当前位置:网站首页>Differences and solutions of redis cache avalanche, cache penetration and cache breakdown

Differences and solutions of redis cache avalanche, cache penetration and cache breakdown

2022-06-25 15:32:00 ITenderL

Cache avalanche 、 The difference and solution between cache penetration and cache breakdown

Cache avalanche

What is a cache avalanche

Cache avalanche means that the cache fails in a large area at the same time , Later requests will all fall on the database , Cause the database to bear a large number of requests in a short time and collapse . Like an avalanche , All-powerful .

Take a chestnut : The second kill begins 12 An hour ago , We have a lot of goods in the store Redis in , The cache expiration time set is also 12 Hours , So when the second kill starts , The access to these second kill products is invalid . The resulting situation is , The corresponding request goes directly to the database , It's like an avalanche .

Solution

For hot cache data invalidation

  1. The expiration time of cache data is set randomly , Prevent a large number of data expiration at the same time .
  2. Set the cache to never expire .

For service unavailability

  1. use Redis Cluster deployment , Avoid single machine problems that make the entire cache service unavailable .
  2. Current limiting , Avoid processing large amounts of requests at the same time .

Cache penetration

What is cache penetration ?

Cache penetration refers to data that does not exist in the cache or in the database , All requests fall on the database , Cause the database to bear a large number of requests in a short time and collapse .

for instance : Some hacker deliberately creates something that doesn't exist in our cache key Make a lot of requests , Causes a large number of requests to fall to the database .

Solution

  1. Verification is added to the interface layer , Such as user authentication verification ,id Do basic verification , for example :id<0 Direct interception .
  2. Invalid cache key, Data not available from cache , In the database, there is no access to , You can save one set key null exp 30 To the cache , And set expiration time .
  3. Using the bloon filter , Put possible data hash To a big enough bitmap in , A certain nonexistent data will be bitmap To filter out , Thus, the query pressure on the underlying storage system is avoided .

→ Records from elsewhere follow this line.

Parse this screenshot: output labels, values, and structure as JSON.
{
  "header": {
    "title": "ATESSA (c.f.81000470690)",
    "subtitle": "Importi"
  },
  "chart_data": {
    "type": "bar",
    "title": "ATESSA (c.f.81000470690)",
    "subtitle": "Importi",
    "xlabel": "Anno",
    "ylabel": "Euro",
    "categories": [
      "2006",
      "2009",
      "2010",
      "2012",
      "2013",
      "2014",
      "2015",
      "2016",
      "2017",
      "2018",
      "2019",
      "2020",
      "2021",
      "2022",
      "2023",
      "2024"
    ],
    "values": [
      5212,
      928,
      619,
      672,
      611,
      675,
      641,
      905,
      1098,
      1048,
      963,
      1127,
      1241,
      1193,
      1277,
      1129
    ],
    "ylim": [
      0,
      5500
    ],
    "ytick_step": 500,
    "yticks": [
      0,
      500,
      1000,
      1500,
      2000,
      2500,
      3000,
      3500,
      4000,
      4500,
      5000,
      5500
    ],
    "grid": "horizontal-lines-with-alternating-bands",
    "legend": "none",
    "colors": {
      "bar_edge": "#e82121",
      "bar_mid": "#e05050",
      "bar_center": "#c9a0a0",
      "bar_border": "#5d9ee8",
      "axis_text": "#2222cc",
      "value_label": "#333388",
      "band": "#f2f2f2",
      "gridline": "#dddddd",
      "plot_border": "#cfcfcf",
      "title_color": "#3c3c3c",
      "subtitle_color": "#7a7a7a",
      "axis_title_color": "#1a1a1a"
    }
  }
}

The bloon filter (Bloom Filter) It's called Bloom My brother 1970 Put forward in . We can think of it as a binary vector ( Or bit array ) And a series of random mapping functions ( hash function ) Two part data structure . Compared with what we usually use List、Map 、Set And so on , It takes up less space and is more efficient , But the disadvantage is that the returned result is probabilistic , Not very accurate . In theory, the more elements you add to a set , The more likely it is to misreport . also , The data stored in the bloon filter is not easy to delete .

 Insert picture description here

Each element in the digit group occupies only 1 bit , And each element can only be 0 perhaps 1. Apply for a 100w The number group of elements only occupies 1000000Bit / 8 = 125000 Byte = 125000/1024 kb ≈ 122kb Space .

Principle of bloon filter

When an element is added to the bloom filter , Will do the following :

  1. Use hash function in bloom filter to calculate element value , Get hash value ( There are several hash functions that get a few hash values ).
  2. According to the hash value , Set the value of the corresponding subscript to 1.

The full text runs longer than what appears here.